La última reunión societaria a la que asistió se desarrolló con mucha tensión.  Uno de los socios, el tercero en poder, había hecho movimientos externos para ir haciéndose con más participaciones en la sociedad sin avisarlo previamente.  Éramos mayoritarios, pero no superábamos el cincuenta por cien.  El día anterior, Gumersindo había llegado muy azorado al despacho, después de visitar a algún gran director de la casa matriz.  Por lo que deduje de su preparativo para esa última reunión, no debíamos permitir el acceso del tercer socio a órganos de control, lo que podría producirse si algún minoritario le cedía su voto, o si le había vendido sus acciones como habíamos olfateado.  Extrañamente, mi jefe se aflojó la corbata y se desabrochó la camisa, mientras iba hablando en voz alta delante de mí, como si preparara su discurso para el día siguiente.  Dormí mal aquella noche.

Cuando llegué por la mañana,  María me miró asustada y me hizo gestos hacia la puerta de entrada al despacho de Gumersindo.  Había luz y escuché mover papeles.

–¿Puedo pasar?

Tardó unos segundos en contestar.  Cuando ya iba a abrir la puerta por…

–Pasa, Alberto, pasa.

Me encontré a mi jefe con la cara descompuesta, sin afeitar y con la misma ropa del día anterior.  ¡Había pasado allí toda la noche!  Miré alrededor y encontré la mesa de reuniones llena de papeles, los tomos de leyes desordenados, dos armarios abiertos…

–¿Estás bien?

–Por supuesto.

–Ya es hora de que salgamos.  Hoy será un Consejo muy difícil.

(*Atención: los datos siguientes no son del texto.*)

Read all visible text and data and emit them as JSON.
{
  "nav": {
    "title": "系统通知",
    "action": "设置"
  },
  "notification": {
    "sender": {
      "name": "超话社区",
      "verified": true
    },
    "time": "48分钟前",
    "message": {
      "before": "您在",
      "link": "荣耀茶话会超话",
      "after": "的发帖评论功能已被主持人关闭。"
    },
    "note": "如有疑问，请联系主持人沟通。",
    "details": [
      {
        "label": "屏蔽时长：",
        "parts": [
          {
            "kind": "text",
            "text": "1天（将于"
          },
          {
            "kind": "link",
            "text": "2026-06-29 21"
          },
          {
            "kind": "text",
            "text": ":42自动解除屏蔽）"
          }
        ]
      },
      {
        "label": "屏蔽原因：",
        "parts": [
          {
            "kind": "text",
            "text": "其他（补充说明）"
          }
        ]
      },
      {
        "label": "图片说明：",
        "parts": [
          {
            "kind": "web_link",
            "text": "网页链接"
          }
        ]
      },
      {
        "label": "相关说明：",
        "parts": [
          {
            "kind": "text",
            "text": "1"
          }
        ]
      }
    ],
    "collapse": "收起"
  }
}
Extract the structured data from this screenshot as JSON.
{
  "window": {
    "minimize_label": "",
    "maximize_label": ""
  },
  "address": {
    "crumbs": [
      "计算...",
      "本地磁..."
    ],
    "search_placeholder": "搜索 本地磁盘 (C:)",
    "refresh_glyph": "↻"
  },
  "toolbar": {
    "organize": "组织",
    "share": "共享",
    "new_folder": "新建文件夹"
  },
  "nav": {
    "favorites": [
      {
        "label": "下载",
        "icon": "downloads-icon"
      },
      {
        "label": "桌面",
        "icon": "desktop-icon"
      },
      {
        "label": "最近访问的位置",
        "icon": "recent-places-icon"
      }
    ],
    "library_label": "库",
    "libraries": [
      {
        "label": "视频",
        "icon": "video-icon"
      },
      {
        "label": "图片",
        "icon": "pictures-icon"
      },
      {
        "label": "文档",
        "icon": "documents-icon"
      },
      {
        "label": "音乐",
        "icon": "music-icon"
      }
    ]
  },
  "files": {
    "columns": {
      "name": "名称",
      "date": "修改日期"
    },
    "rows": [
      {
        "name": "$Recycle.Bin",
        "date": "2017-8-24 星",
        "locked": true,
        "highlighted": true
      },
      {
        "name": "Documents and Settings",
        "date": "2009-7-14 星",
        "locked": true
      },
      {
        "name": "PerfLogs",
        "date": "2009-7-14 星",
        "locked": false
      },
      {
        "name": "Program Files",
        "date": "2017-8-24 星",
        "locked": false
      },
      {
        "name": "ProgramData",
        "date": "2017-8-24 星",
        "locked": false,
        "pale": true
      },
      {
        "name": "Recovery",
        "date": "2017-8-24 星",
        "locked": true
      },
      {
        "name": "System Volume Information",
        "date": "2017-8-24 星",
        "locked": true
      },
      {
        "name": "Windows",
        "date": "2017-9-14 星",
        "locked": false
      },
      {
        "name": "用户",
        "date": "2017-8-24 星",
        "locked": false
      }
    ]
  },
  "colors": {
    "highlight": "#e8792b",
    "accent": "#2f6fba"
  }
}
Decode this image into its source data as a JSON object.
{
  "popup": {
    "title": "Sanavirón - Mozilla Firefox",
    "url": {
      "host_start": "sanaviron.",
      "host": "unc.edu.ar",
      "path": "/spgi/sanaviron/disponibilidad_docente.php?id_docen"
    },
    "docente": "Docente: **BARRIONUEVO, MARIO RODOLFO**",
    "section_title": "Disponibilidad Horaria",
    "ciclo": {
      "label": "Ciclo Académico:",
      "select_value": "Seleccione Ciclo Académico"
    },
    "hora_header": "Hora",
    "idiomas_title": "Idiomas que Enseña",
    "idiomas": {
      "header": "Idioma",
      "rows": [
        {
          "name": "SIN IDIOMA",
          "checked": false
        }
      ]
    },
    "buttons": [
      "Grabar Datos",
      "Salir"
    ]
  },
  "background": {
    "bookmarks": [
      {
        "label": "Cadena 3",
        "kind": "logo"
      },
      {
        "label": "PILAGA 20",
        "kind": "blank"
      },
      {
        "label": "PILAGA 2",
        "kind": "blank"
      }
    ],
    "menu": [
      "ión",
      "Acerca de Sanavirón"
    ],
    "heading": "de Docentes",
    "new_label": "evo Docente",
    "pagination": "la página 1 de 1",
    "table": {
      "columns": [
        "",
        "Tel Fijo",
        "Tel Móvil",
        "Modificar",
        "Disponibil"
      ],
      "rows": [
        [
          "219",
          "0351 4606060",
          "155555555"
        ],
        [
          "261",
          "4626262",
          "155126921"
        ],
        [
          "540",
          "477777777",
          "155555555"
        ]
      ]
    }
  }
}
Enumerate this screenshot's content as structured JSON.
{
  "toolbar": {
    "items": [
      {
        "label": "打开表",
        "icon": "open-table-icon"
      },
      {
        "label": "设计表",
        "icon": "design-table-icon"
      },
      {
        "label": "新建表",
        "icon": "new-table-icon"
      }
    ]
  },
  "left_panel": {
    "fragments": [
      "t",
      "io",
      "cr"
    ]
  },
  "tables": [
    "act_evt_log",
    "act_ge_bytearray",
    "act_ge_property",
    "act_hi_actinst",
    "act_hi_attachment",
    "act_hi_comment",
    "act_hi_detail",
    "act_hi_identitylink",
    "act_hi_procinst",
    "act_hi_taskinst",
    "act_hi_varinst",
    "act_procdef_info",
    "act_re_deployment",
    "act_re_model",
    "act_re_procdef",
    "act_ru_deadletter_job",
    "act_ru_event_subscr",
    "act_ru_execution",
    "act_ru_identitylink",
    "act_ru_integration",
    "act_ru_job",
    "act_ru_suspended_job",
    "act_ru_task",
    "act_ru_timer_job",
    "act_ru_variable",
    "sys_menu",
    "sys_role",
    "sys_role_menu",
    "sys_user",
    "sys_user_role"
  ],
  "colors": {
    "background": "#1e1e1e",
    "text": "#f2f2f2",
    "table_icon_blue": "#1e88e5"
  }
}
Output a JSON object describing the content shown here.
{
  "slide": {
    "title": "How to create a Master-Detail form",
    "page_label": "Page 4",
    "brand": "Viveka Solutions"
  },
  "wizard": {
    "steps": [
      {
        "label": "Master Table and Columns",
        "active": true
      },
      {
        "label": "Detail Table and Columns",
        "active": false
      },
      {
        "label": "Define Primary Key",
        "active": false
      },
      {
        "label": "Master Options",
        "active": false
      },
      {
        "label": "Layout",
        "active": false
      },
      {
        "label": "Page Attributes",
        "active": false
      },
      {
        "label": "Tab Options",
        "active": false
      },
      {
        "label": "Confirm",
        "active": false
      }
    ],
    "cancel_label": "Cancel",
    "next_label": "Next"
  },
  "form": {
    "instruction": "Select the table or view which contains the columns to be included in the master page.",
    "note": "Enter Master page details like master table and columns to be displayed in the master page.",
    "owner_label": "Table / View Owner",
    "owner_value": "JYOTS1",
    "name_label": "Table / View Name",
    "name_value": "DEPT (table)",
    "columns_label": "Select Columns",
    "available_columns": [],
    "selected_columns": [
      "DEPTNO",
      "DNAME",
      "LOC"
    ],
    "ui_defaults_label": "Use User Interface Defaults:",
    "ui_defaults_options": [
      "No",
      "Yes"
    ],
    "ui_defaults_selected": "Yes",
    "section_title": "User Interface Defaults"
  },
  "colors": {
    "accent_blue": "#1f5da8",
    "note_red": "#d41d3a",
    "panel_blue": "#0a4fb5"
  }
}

–Gumersindo, ¿quieres que lo dejemos para otro día?  María puede avisar y decir…

Fue tajante en su contestación.  Íbamos a ir por encima de cualquier obstáculo, y lo dijo en un tono que parecía que alguien estaba intentando impedirlo con alguna amenaza.

–¿Hay algo que yo no sepa, Gumersindo?

–Parece mentira –contestó, ofendido– que estés tan tranquilo ante lo que nos jugamos hoy.

Que yo supiera, no nos jugábamos nada grave, porque, aunque perdiéramos el control de esa sociedad, habíamos preparado unas compras en la competencia que nos mantendría la participación dentro de varias empresas con la misma cuota de mercado.  Teniendo en cuenta sus últimos resultados, estaríamos manteniendo los beneficios globales al mismo nivel que cuando se jubiló Rodrigo.  Ni más ni menos.

Se llenó la cartera de papeles, atusó su pelo rizado, calzó la corbata en el cuello de su camisa, y salió disparado gritando ¡taxi! aún en el penúltimo escalón del zaguán.  Durante el viaje, el rostro se le desconfiguraba, y pronunciaba algunas frases inconexas, que parecían ser parte del discurso que pensaba ofrecer desde la silla de Presidente.

Al entrar en la sala, se le cayó la cartera.  Estábamos solos, habíamos llegado con quince minutos de adelanto.  Se agachó y rodó por el parqué.  Le ayudé a levantarse, pero me quitó las manos de encima.

Fueron llegando los consejeros.

Cuando llegaba el socio contestatario, volvió a caer al suelo.

A los dos meses, como consecuencia de ese infarto fulminante, falleció.